The writer of this play and lyrics to the songs is an individual people who grew up in the 1960s will remember, even if her name is less clear. Bookends was written by Katharine Houghton. If you don't recall the name, she was one of the four stars, along with Spencer Tracy, Katharine Hepburn (her aunt for whom she was named), and Sidney Poitier, all names you do recall, in Guess Who's Coming to Dinner. Ms. Houghton played Tracy and Hepburn's daughter, who brings home Poitier, her fiancée, who, to her parents' dismay, is a black man. The situation tests the liberal, tolerant values of her parents, in an era when such a relationship was shocking, even illegal in some states. Ms. Houghton slipped from the limelight after this film, preferring to devote her life to the stage and playwriting, rather than the greater fame of Hollywood.

The play received something less than an enthusiastic review from Newark Star-Ledger reviewer Peter Filichia. While acknowledging the accomplishments of Rostenberg, first female President of the ABAA, and Stern for developing the antiquarian book fair, he then claims, "...the best musicals involve Big Characters and Big Events.
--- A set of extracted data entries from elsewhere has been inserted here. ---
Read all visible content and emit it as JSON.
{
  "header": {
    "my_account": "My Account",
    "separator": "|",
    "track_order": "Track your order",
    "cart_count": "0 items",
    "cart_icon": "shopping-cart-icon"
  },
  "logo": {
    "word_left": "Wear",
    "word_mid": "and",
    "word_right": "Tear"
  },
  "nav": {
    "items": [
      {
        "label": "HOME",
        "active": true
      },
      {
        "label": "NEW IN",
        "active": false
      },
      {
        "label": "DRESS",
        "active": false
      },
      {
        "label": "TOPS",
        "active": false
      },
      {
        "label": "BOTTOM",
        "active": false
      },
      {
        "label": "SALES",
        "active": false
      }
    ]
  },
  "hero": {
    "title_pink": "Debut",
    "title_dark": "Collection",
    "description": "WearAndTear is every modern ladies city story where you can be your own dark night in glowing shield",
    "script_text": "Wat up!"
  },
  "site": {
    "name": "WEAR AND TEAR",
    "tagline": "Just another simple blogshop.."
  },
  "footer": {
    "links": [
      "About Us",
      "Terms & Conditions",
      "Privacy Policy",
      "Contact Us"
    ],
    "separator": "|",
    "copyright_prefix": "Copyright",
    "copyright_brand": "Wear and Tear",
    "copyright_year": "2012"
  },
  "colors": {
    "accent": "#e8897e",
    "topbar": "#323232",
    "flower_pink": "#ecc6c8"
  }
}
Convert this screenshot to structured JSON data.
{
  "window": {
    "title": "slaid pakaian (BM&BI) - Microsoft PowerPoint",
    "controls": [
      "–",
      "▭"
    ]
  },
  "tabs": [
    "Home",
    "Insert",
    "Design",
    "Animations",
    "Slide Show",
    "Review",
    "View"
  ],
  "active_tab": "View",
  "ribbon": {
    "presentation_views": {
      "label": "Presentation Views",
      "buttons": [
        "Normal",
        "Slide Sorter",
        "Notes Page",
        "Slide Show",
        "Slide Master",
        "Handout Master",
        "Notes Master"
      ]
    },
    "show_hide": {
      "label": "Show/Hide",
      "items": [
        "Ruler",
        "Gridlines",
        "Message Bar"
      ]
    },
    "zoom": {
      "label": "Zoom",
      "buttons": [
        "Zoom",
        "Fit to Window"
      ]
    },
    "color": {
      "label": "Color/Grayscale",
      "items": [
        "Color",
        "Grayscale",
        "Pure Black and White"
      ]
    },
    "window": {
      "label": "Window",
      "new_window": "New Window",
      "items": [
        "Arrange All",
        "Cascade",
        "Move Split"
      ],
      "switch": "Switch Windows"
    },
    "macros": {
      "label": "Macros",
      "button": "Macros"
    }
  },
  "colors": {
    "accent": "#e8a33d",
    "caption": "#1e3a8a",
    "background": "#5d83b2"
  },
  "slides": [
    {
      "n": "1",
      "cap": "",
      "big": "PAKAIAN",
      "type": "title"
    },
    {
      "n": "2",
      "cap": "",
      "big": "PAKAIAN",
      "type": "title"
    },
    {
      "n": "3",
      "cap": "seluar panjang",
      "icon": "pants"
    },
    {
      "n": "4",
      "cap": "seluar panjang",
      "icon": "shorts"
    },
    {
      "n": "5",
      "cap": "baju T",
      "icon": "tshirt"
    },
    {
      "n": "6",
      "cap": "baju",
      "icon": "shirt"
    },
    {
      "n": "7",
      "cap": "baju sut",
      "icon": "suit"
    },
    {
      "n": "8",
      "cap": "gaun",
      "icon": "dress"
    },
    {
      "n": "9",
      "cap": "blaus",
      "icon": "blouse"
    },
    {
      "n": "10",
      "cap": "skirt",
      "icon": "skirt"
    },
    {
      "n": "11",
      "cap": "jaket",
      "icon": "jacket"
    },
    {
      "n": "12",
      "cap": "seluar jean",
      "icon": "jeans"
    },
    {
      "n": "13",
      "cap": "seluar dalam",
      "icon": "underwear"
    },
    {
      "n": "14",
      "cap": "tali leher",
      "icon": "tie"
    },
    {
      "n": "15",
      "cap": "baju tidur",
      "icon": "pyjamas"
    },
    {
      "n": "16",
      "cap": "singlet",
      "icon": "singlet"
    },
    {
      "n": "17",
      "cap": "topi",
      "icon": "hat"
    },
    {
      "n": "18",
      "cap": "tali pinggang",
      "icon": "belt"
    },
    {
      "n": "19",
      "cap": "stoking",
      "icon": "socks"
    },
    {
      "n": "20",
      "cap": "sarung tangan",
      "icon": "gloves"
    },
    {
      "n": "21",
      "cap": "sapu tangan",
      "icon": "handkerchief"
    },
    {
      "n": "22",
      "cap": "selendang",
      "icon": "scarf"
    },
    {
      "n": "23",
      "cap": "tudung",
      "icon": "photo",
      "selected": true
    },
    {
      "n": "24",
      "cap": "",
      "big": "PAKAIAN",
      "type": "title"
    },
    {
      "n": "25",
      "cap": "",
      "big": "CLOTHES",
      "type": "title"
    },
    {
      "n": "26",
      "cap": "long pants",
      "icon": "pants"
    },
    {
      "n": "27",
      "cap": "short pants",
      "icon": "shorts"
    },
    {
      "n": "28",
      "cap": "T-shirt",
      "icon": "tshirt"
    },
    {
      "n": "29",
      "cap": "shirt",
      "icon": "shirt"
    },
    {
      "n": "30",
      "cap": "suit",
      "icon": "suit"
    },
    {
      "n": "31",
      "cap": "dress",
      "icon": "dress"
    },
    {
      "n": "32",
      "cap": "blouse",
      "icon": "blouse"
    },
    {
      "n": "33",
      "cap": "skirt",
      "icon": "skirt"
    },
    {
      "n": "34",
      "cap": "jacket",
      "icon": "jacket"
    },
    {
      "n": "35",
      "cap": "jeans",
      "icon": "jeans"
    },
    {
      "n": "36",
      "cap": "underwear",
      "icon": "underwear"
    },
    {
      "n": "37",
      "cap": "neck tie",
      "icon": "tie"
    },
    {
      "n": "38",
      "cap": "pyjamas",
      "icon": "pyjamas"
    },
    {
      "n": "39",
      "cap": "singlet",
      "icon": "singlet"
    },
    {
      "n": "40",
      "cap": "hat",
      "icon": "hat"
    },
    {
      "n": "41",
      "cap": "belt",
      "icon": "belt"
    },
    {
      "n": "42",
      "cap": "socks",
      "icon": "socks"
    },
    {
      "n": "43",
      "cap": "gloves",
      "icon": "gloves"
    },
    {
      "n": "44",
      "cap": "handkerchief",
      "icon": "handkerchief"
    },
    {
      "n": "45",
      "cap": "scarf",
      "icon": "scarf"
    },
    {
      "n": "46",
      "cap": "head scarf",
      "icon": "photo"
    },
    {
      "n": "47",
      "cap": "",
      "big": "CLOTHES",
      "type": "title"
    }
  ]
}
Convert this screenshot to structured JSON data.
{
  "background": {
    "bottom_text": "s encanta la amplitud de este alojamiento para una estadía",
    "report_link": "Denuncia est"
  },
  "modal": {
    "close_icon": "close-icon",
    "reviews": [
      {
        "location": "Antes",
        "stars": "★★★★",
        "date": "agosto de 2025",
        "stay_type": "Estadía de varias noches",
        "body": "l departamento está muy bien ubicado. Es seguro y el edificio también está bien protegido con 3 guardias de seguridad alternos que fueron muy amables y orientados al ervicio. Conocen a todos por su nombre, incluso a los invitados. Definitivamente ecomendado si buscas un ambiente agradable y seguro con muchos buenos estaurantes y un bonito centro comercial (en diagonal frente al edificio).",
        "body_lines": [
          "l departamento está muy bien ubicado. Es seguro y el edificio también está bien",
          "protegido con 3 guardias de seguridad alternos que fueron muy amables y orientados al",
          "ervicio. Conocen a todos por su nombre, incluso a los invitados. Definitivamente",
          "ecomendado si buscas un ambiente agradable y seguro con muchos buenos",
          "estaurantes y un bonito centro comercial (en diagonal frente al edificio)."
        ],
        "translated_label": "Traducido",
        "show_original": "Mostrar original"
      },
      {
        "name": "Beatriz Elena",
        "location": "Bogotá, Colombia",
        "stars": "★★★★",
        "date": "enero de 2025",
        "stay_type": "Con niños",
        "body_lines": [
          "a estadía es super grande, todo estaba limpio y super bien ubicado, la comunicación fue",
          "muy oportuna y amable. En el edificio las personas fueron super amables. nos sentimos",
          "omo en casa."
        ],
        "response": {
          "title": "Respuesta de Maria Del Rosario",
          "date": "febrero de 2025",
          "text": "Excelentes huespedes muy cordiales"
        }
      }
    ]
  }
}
Buying and selling books can't compare to Joan's reclaiming Orleans for the French, or Anthony and Stanton's battles for women's rights." Here he is referring to Joan of Arc, Susan B. Anthony, and Elizabeth Cady Stanton, who are mentioned in the play. This comment, of course, simply displays Filichia's own misplaced sense of priorities. He then says that these women's struggle in what was then a man's world might have had some appeal to audiences in the 1960s, but is stale today. Pens Filichia, "The irony is, though, that this musical about antiquarian book sellers fails because it tries to sell its audience a book that feels antiquated." Perhaps, but what could be more tired a subject than New Jersey gangsters, but the Sopranos didn't seem to have much trouble finding success.

Bookends will be running through August 26 at the New Jersey Repertory Company theater in Long Branch, New Jersey. I'm sorry I live thousands of miles away, as I would have liked the chance to make my own judgment about this play on these two pioneering booksellers.